釜石には60年間も継続的に手入れをされた立派なスギの森があるし、
奄美にはモコモコと力強い生命力を放つシイノキの森、
安達太良山には天然ヒノキの北限と言われる森がある。
森ごとに異なる景色がある。

森に入った時の雰囲気でいえば、ブナやコナラ、クヌギ、ケヤキなどの広葉樹をメインに、スギやヒノキといった針葉樹がバランスよく生えている森が好きだ。
建築材料の視点では、広葉樹と針葉樹が混在していると材料を切り出すのが大変で、安定的な木材の供給が難しいという見方もできる。
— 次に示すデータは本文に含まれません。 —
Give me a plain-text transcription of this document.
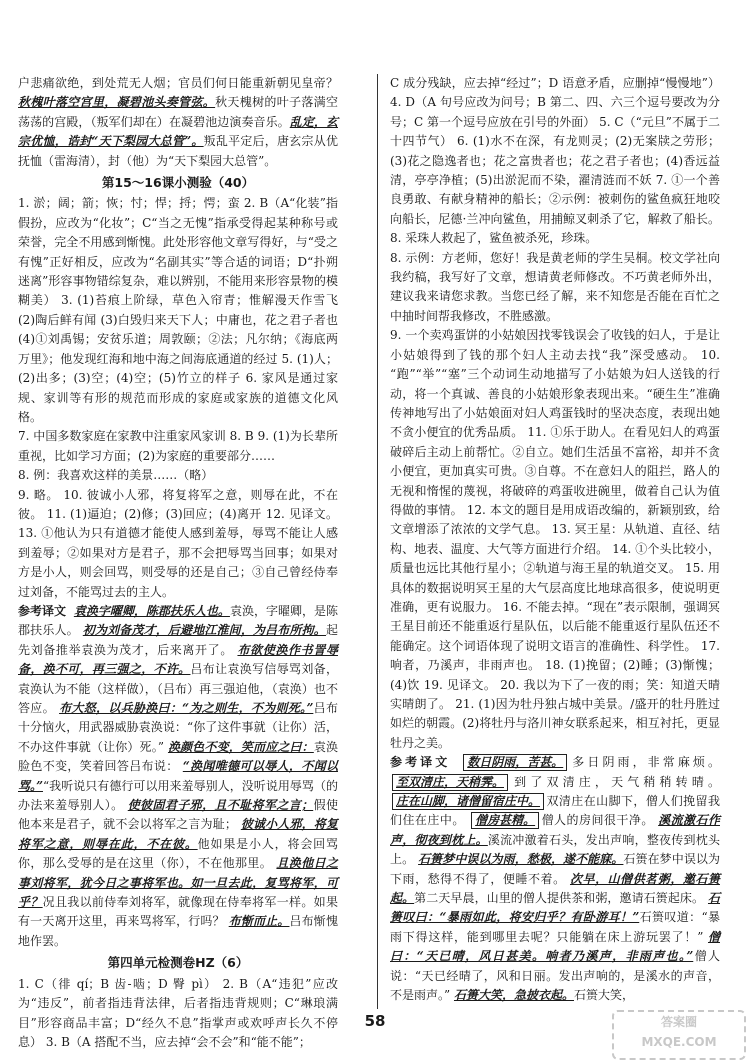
户悲痛欲绝，到处荒无人烟；官员们何日能重新朝见皇帝？秋槐叶落空宫里，凝碧池头奏管弦。秋天槐树的叶子落满空荡荡的宫殿，（叛军们却在）在凝碧池边演奏音乐。乱定，玄宗优恤，诰封“天下梨园大总管”。叛乱平定后，唐玄宗从优抚恤（雷海清），封（他）为“天下梨园大总管”。

第15～16课小测验（40）

1. 淤；阔；箭；恢；忖；悍；捋；愕；蛮 2. B（A“化装”指假扮，应改为“化妆”；C“当之无愧”指承受得起某种称号或荣誉，完全不用感到惭愧。此处形容他文章写得好，与“受之有愧”正好相反，应改为“名副其实”等合适的词语；D“扑朔迷离”形容事物错综复杂，难以辨别，不能用来形容景物的模糊美） 3. (1)苔痕上阶绿，草色入帘青；惟解漫天作雪飞 (2)陶后鲜有闻 (3)白毁归来天下人；中庸也，花之君子者也 (4)①刘禹锡；安贫乐道；周敦颐；②法；凡尔纳；《海底两万里》；他发现红海和地中海之间海底通道的经过 5. (1)人；(2)出多；(3)空；(4)空；(5)竹立的样子 6. 家风是通过家规、家训等有形的规范而形成的家庭或家族的道德文化风格。

7. 中国多数家庭在家教中注重家风家训 8. B 9. (1)为长辈所重视，比如学习方面；(2)为家庭的重要部分……

8. 例：我喜欢这样的美景……（略）

9. 略。 10. 彼诚小人邪，将复将军之意，则辱在此，不在彼。 11. (1)逼迫；(2)修；(3)回应；(4)离开 12. 见译文。 13. ①他认为只有道德才能使人感到羞辱，辱骂不能让人感到羞辱；②如果对方是君子，那不会把辱骂当回事；如果对方是小人，则会回骂，则受辱的还是自己；③自己曾经侍奉过刘备，不能骂过去的主人。

参考译文 袁涣字曜卿，陈郡扶乐人也。袁涣，字曜卿，是陈郡扶乐人。 初为刘备茂才，后避地江淮间，为吕布所拘。起先刘备推举袁涣为茂才，后来离开了。 布欲使涣作书詈辱备，涣不可，再三强之，不许。吕布让袁涣写信辱骂刘备，袁涣认为不能（这样做），（吕布）再三强迫他，（袁涣）也不答应。 布大怒，以兵胁涣曰：“为之则生，不为则死。”吕布十分恼火，用武器威胁袁涣说：“你了这件事就（让你）活，不办这件事就（让你）死。” 涣颜色不变，笑而应之曰：袁涣脸色不变，笑着回答吕布说： “涣闻唯德可以辱人，不闻以骂。”“我听说只有德行可以用来羞辱别人，没听说用辱骂（的办法来羞辱别人）。 使彼固君子邪，且不耻将军之言；假使他本来是君子，就不会以将军之言为耻； 彼诚小人邪，将复将军之意，则辱在此，不在彼。他如果是小人，将会回骂你，那么受辱的是在这里（你），不在他那里。 且涣他日之事刘将军，犹今日之事将军也。如一旦去此，复骂将军，可乎？况且我以前侍奉刘将军，就像现在侍奉将军一样。如果有一天离开这里，再来骂将军，行吗？ 布惭而止。吕布惭愧地作罢。

第四单元检测卷HZ（6）

1. C（徘 qí；B 齿-啮；D 臀 pì） 2. B（A“违犯”应改为“违反”，前者指违背法律，后者指违背规则；C“琳琅满目”形容商品丰富；D“经久不息”指掌声或欢呼声长久不停息） 3. B（A 搭配不当，应去掉“会不会”和“能不能”；

C 成分残缺，应去掉“经过”；D 语意矛盾，应删掉“慢慢地”） 4. D（A 句号应改为问号；B 第二、四、六三个逗号要改为分号；C 第一个逗号应放在引号的外面） 5. C（“元旦”不属于二十四节气） 6. (1)水不在深，有龙则灵；(2)无案牍之劳形；(3)花之隐逸者也；花之富贵者也；花之君子者也；(4)香远益清，亭亭净植；(5)出淤泥而不染，濯清涟而不妖 7. ①一个善良勇敢、有献身精神的船长；②示例：被刺伤的鲨鱼疯狂地咬向船长，尼德·兰冲向鲨鱼，用捕鲸叉刺杀了它，解救了船长。 8. 采珠人救起了，鲨鱼被杀死，珍珠。

8. 示例：方老师，您好！我是黄老师的学生吴桐。校文学社向我约稿，我写好了文章，想请黄老师修改。不巧黄老师外出，建议我来请您求教。当您已经了解，来不知您是否能在百忙之中抽时间帮我修改，不胜感激。

9. 一个卖鸡蛋饼的小姑娘因找零钱误会了收钱的妇人，于是让小姑娘得到了钱的那个妇人主动去找“我”深受感动。 10. “跑”“举”“塞”三个动词生动地描写了小姑娘为妇人送钱的行动，将一个真诚、善良的小姑娘形象表现出来。“硬生生”准确传神地写出了小姑娘面对妇人鸡蛋钱时的坚决态度，表现出她不贪小便宜的优秀品质。 11. ①乐于助人。在看见妇人的鸡蛋破碎后主动上前帮忙。②自立。她们生活虽不富裕，却并不贪小便宜，更加真实可贵。③自尊。不在意妇人的阻拦，路人的无视和惰惺的蔑视，将破碎的鸡蛋收进碗里，做着自己认为值得做的事情。 12. 本文的题目是用成语改编的，新颖别致，给文章增添了浓浓的文学气息。 13. 冥王星：从轨道、直径、结构、地表、温度、大气等方面进行介绍。 14. ①个头比较小，质量也远比其他行星小；②轨道与海王星的轨道交叉。 15. 用具体的数据说明冥王星的大气层高度比地球高很多，使说明更准确，更有说服力。 16. 不能去掉。“现在”表示限制，强调冥王星目前还不能重返行星队伍，以后能不能重返行星队伍还不能确定。这个词语体现了说明文语言的准确性、科学性。 17. 响者，乃溪声，非雨声也。 18. (1)挽留；(2)睡；(3)惭愧；(4)饮 19. 见译文。 20. 我以为下了一夜的雨；笑：知道天晴实晴朗了。 21. (1)因为牡丹独占城中美景。/盛开的牡丹胜过如烂的朝霞。(2)将牡丹与洛川神女联系起来，相互衬托，更显牡丹之美。

参考译文 数日阴雨，苦甚。 多日阴雨，非常麻烦。 至双清庄，天稍霁。 到了双清庄，天气稍稍转晴。 庄在山脚，诸僧留宿庄中。 双清庄在山脚下，僧人们挽留我们住在庄中。 僧房甚精。 僧人的房间很干净。 溪流激石作声，彻夜到枕上。溪流冲激着石头，发出声响，整夜传到枕头上。 石篑梦中误以为雨，愁极，遂不能寐。石篑在梦中误以为下雨，愁得不得了，便睡不着。 次早，山僧供茗粥，邀石篑起。第二天早晨，山里的僧人提供茶和粥，邀请石篑起床。 石篑叹曰：“暴雨如此，将安归乎？有卧游耳！”石篑叹道：“暴雨下得这样，能到哪里去呢？只能躺在床上游玩罢了！” 僧曰：“天已晴，风日甚美。响者乃溪声，非雨声也。”僧人说：“天已经晴了，风和日丽。发出声响的，是溪水的声音，不是雨声。” 石篑大笑，急披衣起。石篑大笑，

58	答案圈
MXQE.COM
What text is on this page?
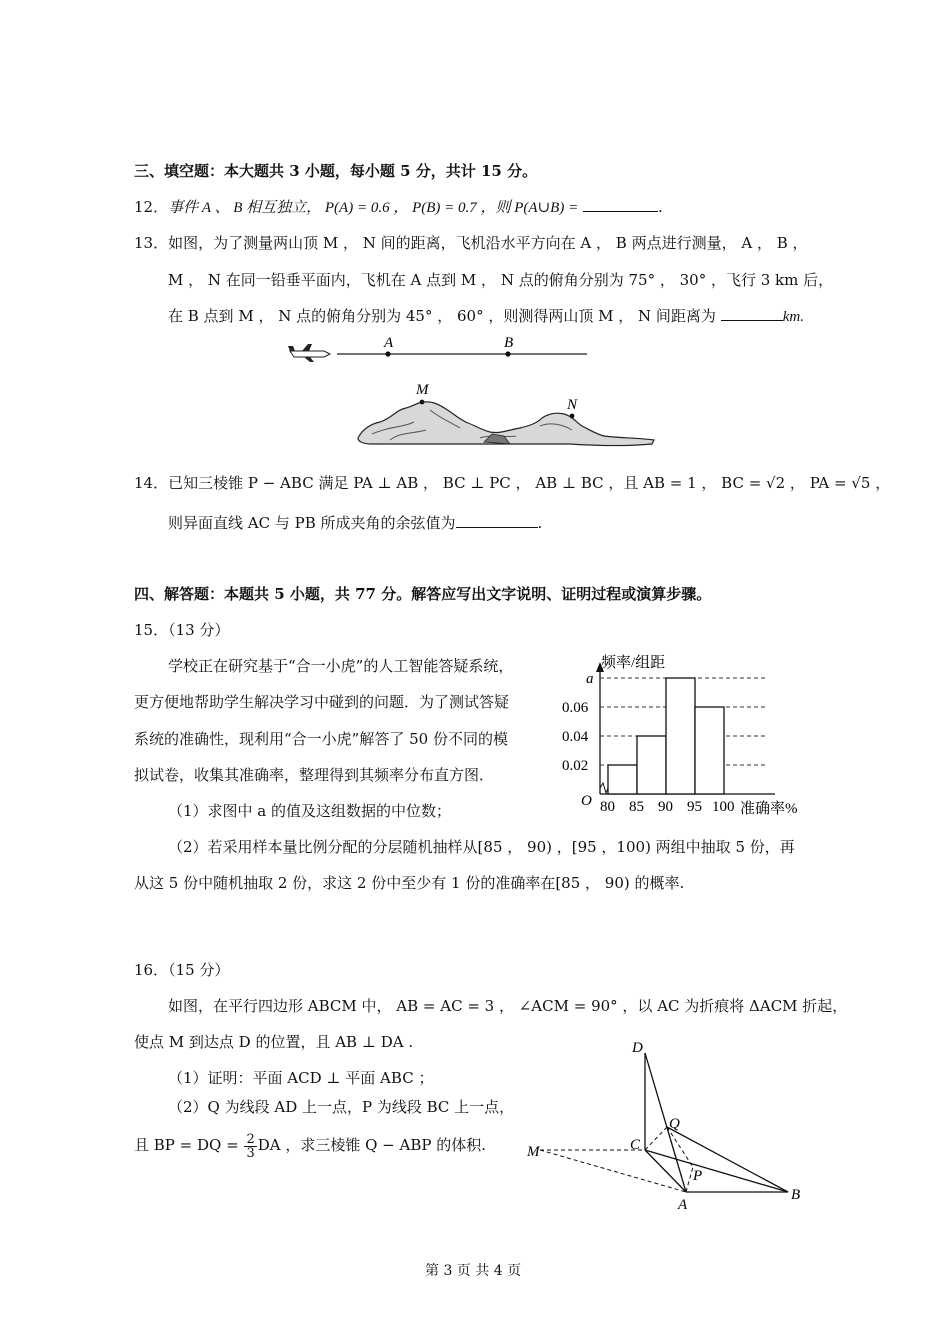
三、填空题：本大题共 3 小题，每小题 5 分，共计 15 分。
12．事件 A 、 B 相互独立， P(A) = 0.6 ， P(B) = 0.7 ，则 P(A∪B) =	.
13．如图，为了测量两山顶 M ， N 间的距离，飞机沿水平方向在 A ， B 两点进行测量， A ， B ，
M ， N 在同一铅垂平面内，飞机在 A 点到 M ， N 点的俯角分别为 75° ， 30° ，飞行 3 km 后，
在 B 点到 M ， N 点的俯角分别为 45° ， 60° ，则测得两山顶 M ， N 间距离为	km.
A	B
M
N
14．已知三棱锥 P − ABC 满足 PA ⊥ AB ， BC ⊥ PC ， AB ⊥ BC ，且 AB = 1 ， BC = √2 ， PA = √5 ，
则异面直线 AC 与 PB 所成夹角的余弦值为	.
四、解答题：本题共 5 小题，共 77 分。解答应写出文字说明、证明过程或演算步骤。
15．（13 分）
学校正在研究基于“合一小虎”的人工智能答疑系统，
更方便地帮助学生解决学习中碰到的问题．为了测试答疑
系统的准确性，现利用“合一小虎”解答了 50 份不同的模
拟试卷，收集其准确率，整理得到其频率分布直方图．
（1）求图中 a 的值及这组数据的中位数；
（2）若采用样本量比例分配的分层随机抽样从[85 ， 90) ，[95 ，100) 两组中抽取 5 份，再
从这 5 份中随机抽取 2 份，求这 2 份中至少有 1 份的准确率在[85 ， 90) 的概率.
频率/组距
准确率%
O
0.02
0.04
0.06
a
80 85 90 95 100
16．（15 分）
如图，在平行四边形 ABCM 中， AB = AC = 3 ， ∠ACM = 90° ，以 AC 为折痕将 ΔACM 折起，
使点 M 到达点 D 的位置，且 AB ⊥ DA .
（1）证明：平面 ACD ⊥ 平面 ABC ；
（2）Q 为线段 AD 上一点，P 为线段 BC 上一点，
且 BP = DQ = $\frac{2}{3}$ DA ，求三棱锥 Q − ABP 的体积.
D
Q
C
M
P
A
B
第 3 页 共 4 页
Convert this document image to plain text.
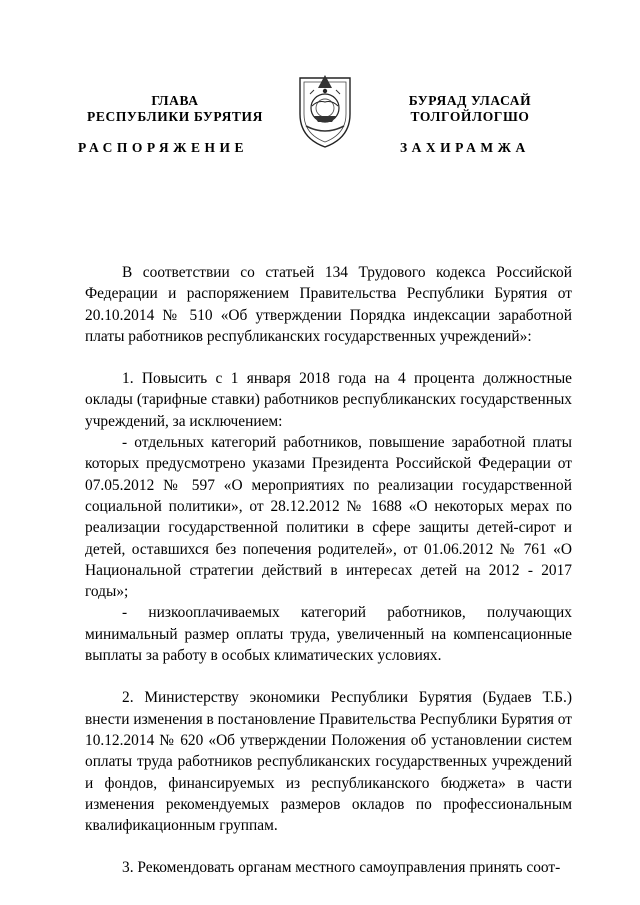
ГЛАВА
РЕСПУБЛИКИ БУРЯТИЯ
БУРЯАД УЛАСАЙ
ТОЛГОЙЛОГШО
РАСПОРЯЖЕНИЕ	ЗАХИРАМЖА

В соответствии со статьей 134 Трудового кодекса Российской Федерации и распоряжением Правительства Республики Бурятия от 20.10.2014 № 510 «Об утверждении Порядка индексации заработной платы работников республиканских государственных учреждений»:

1. Повысить с 1 января 2018 года на 4 процента должностные оклады (тарифные ставки) работников республиканских государственных учреждений, за исключением:

- отдельных категорий работников, повышение заработной платы которых предусмотрено указами Президента Российской Федерации от 07.05.2012 № 597 «О мероприятиях по реализации государственной социальной политики», от 28.12.2012 № 1688 «О некоторых мерах по реализации государственной политики в сфере защиты детей-сирот и детей, оставшихся без попечения родителей», от 01.06.2012 № 761 «О Национальной стратегии действий в интересах детей на 2012 - 2017 годы»;

- низкооплачиваемых категорий работников, получающих минимальный размер оплаты труда, увеличенный на компенсационные выплаты за работу в особых климатических условиях.

2. Министерству экономики Республики Бурятия (Будаев Т.Б.) внести изменения в постановление Правительства Республики Бурятия от 10.12.2014 № 620 «Об утверждении Положения об установлении систем оплаты труда работников республиканских государственных учреждений и фондов, финансируемых из республиканского бюджета» в части изменения рекомендуемых размеров окладов по профессиональным квалификационным группам.

3. Рекомендовать органам местного самоуправления принять соот-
森にはそのほか、渇水や洪水を緩和する水源かん養機能や山地災害の防止機能、二酸化炭素の吸収や貯蔵、騒音防止といった生活環境の保全機能、自然環境教育の場、野生動物の生息の場などの保健文化機能もある。

「森と生きる。」を掲げる僕らが理想とするべきは、持続可能な建築材料を生み出す森なのか、はたまた多様な生き物が息づく森か、自分が住んで心地よい森か。

最近、改めて森について勉強している。
学べば学ぶほど、好きな森が分からなくなっているというのが僕の現在地だ。